Apple iOS and iPadOS 16.5
Apple has released its long-awaited iOS 16.5 update, which addresses 39 issues, three of which are already being exploited in real-life attacks. The iOS upgrade patches vulnerabilities in the Kernel at the heart of the operating system and in WebKit, the engine that powers the Safari browser. The three already exploited flaws are among five WebKit fixed flaws – tracked as CVE-2023-32409, CVE-2023-28204, and CVE-2023-32373.
CVE-2023-32409 is an issue that could allow an attacker to remotely break out of a web content sandbox, according to Clément Lecigne of Google’s Threat Analysis Group and Donncha Cearbhaill of the AI Security Lab. CVE-2023-28204 is a flaw that threatens user disclosure of sensitive information. Finally, CVE-2023-32373 is a null bug that could enable arbitrary code execution.
Earlier in the month, Apple released iOS 16.4.1(a) and iPadOS 16.4.1(a) — iPhone’s first-ever Rapid Security Response update — fixing the last two exploits in WebKit that were also patched in iOS 16.5.
Apple iOS and iPadOS 16.5 released alongside iOS 15.7.6 and iPadOS 15.7.6 for older iPhones, as well as iTunes 12.12.9 for Windows, Safari 16.5, macOS Big Sur 11.7.7, macOS Ventura 13.4, and macOS Monterey 12.6. 6.
Apple also released its first security update for Beats headphones and AirPods.
Microsoft’s mid-month patch on Tuesday fixed 40 security issues, two of which were flaws that had already been used in attacks. The first zero-day vulnerability, CVE-2023-29336, is a privilege elevation error in a Win32k driver that could allow an attacker to gain system privileges.
The second critical flaw, CVE-2023-24932, is a Secure Boot security feature bypass issue that could allow a privileged attacker to execute code. “An attacker who successfully exploits this vulnerability can bypass Secure Boot,” Microsoft said, adding that it is difficult to exploit the vulnerability: “Successful exploitation of this vulnerability requires an attacker to compromise administrator credentials on the device.”
The company warned that the security update isn’t a complete fix: it addresses the vulnerability by updating the Windows Boot Manager, which could cause problems.
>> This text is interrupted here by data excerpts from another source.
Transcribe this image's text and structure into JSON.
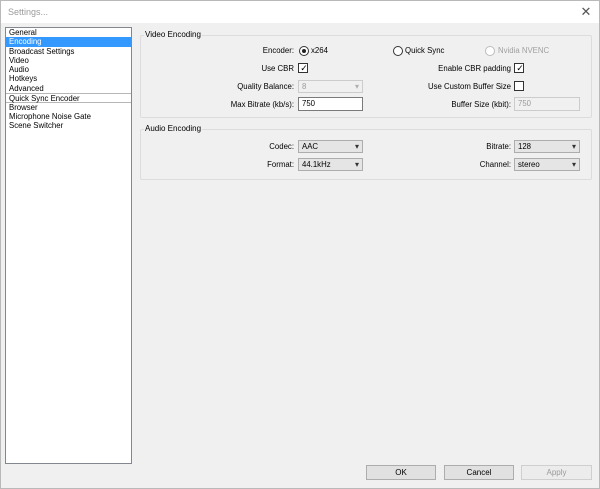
{
  "window": {
    "title": "Settings...",
    "close_glyph": "✕"
  },
  "sidebar": {
    "items": [
      "General",
      "Encoding",
      "Broadcast Settings",
      "Video",
      "Audio",
      "Hotkeys",
      "Advanced"
    ],
    "selected": "Encoding",
    "section_header": "Quick Sync Encoder",
    "plugins": [
      "Browser",
      "Microphone Noise Gate",
      "Scene Switcher"
    ]
  },
  "video_encoding": {
    "title": "Video Encoding",
    "encoder_label": "Encoder:",
    "encoder_options": [
      "x264",
      "Quick Sync",
      "Nvidia NVENC"
    ],
    "encoder_selected": "x264",
    "use_cbr_label": "Use CBR",
    "use_cbr_checked": true,
    "enable_cbr_padding_label": "Enable CBR padding",
    "enable_cbr_padding_checked": true,
    "quality_balance_label": "Quality Balance:",
    "quality_balance_value": "8",
    "use_custom_buffer_label": "Use Custom Buffer Size",
    "use_custom_buffer_checked": false,
    "max_bitrate_label": "Max Bitrate (kb/s):",
    "max_bitrate_value": "750",
    "buffer_size_label": "Buffer Size (kbit):",
    "buffer_size_value": "750"
  },
  "audio_encoding": {
    "title": "Audio Encoding",
    "codec_label": "Codec:",
    "codec_value": "AAC",
    "bitrate_label": "Bitrate:",
    "bitrate_value": "128",
    "format_label": "Format:",
    "format_value": "44.1kHz",
    "channel_label": "Channel:",
    "channel_value": "stereo"
  },
  "buttons": {
    "ok": "OK",
    "cancel": "Cancel",
    "apply": "Apply"
  },
  "icons": {
    "dropdown": "▾",
    "check": "✓"
  },
  "colors": {
    "selection": "#3399ff"
  }
}
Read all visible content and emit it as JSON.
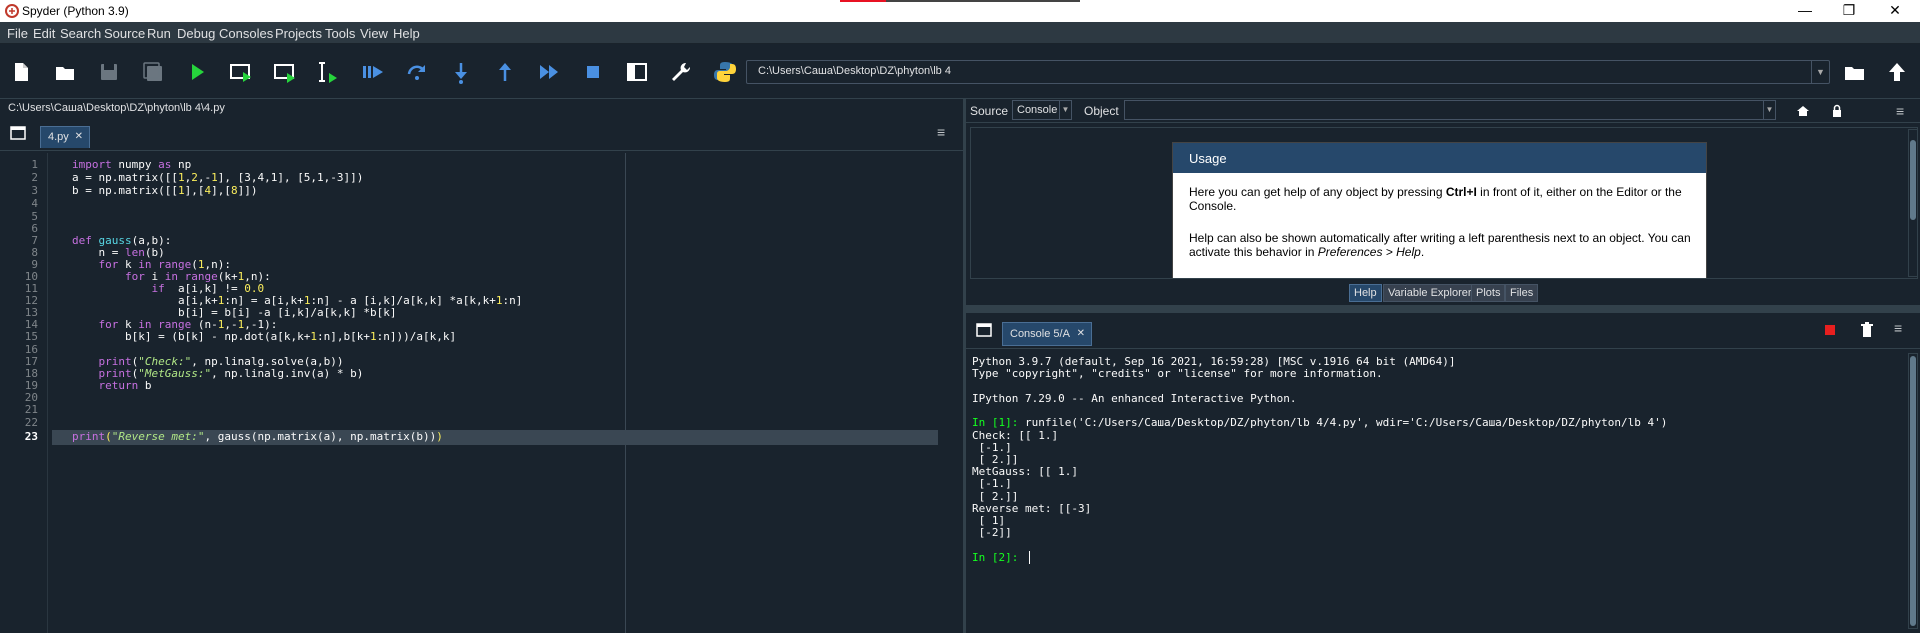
{
  "window": {
    "title": "Spyder (Python 3.9)",
    "minimize": "—",
    "maximize": "❐",
    "close": "✕"
  },
  "menu": [
    "File",
    "Edit",
    "Search",
    "Source",
    "Run",
    "Debug",
    "Consoles",
    "Projects",
    "Tools",
    "View",
    "Help"
  ],
  "toolbar": {
    "path": "C:\\Users\\Саша\\Desktop\\DZ\\phyton\\lb 4"
  },
  "editor": {
    "file_path": "C:\\Users\\Саша\\Desktop\\DZ\\phyton\\lb 4\\4.py",
    "tab_label": "4.py",
    "tab_close": "✕",
    "menu_glyph": "≡",
    "line_numbers": [
      "1",
      "2",
      "3",
      "4",
      "5",
      "6",
      "7",
      "8",
      "9",
      "10",
      "11",
      "12",
      "13",
      "14",
      "15",
      "16",
      "17",
      "18",
      "19",
      "20",
      "21",
      "22",
      "23"
    ],
    "current_line": "23"
  },
  "help": {
    "source_label": "Source",
    "source_value": "Console",
    "object_label": "Object",
    "usage_title": "Usage",
    "usage_p1a": "Here you can get help of any object by pressing ",
    "usage_p1b": "Ctrl+I",
    "usage_p1c": " in front of it, either on the Editor or the Console.",
    "usage_p2a": "Help can also be shown automatically after writing a left parenthesis next to an object. You can activate this behavior in ",
    "usage_p2b": "Preferences > Help",
    "usage_p2c": ".",
    "tabs": [
      "Help",
      "Variable Explorer",
      "Plots",
      "Files"
    ],
    "active_tab": "Help"
  },
  "console": {
    "tab_label": "Console 5/A",
    "tab_close": "✕",
    "menu_glyph": "≡",
    "lines": [
      "Python 3.9.7 (default, Sep 16 2021, 16:59:28) [MSC v.1916 64 bit (AMD64)]",
      "Type \"copyright\", \"credits\" or \"license\" for more information.",
      "",
      "IPython 7.29.0 -- An enhanced Interactive Python.",
      "",
      "runfile('C:/Users/Саша/Desktop/DZ/phyton/lb 4/4.py', wdir='C:/Users/Саша/Desktop/DZ/phyton/lb 4')",
      "Check: [[ 1.]",
      " [-1.]",
      " [ 2.]]",
      "MetGauss: [[ 1.]",
      " [-1.]",
      " [ 2.]]",
      "Reverse met: [[-3]",
      " [ 1]",
      " [-2]]",
      ""
    ],
    "prompt1": "In [1]: ",
    "prompt2": "In [2]: "
  },
  "colors": {
    "bg": "#19232d",
    "accent": "#26486b",
    "prompt": "#14ff1f",
    "stop": "#e81f1f"
  }
}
Microsoft said additional steps are required at this time to mitigate the vulnerability, indicating steps affected users can take to mitigate the problem.
Google has released the latest Android security patches, fixing 40 flaws, including the already exploited Kernel vulnerability. The updates also include fixes for issues with Android Framework, System, Kernel, MediaTek, Unisoc, and Qualcomm components.
The most severe of these issues is a highly critical vulnerability in the Framework component that could lead to local privilege escalation, Google said, adding that user interaction is necessary for exploitation.
Previously associated with commercial spyware vendors, CVE-2023-0266 is a Kernel issue that could lead to native privilege escalation. User interaction is not necessary for the exploit.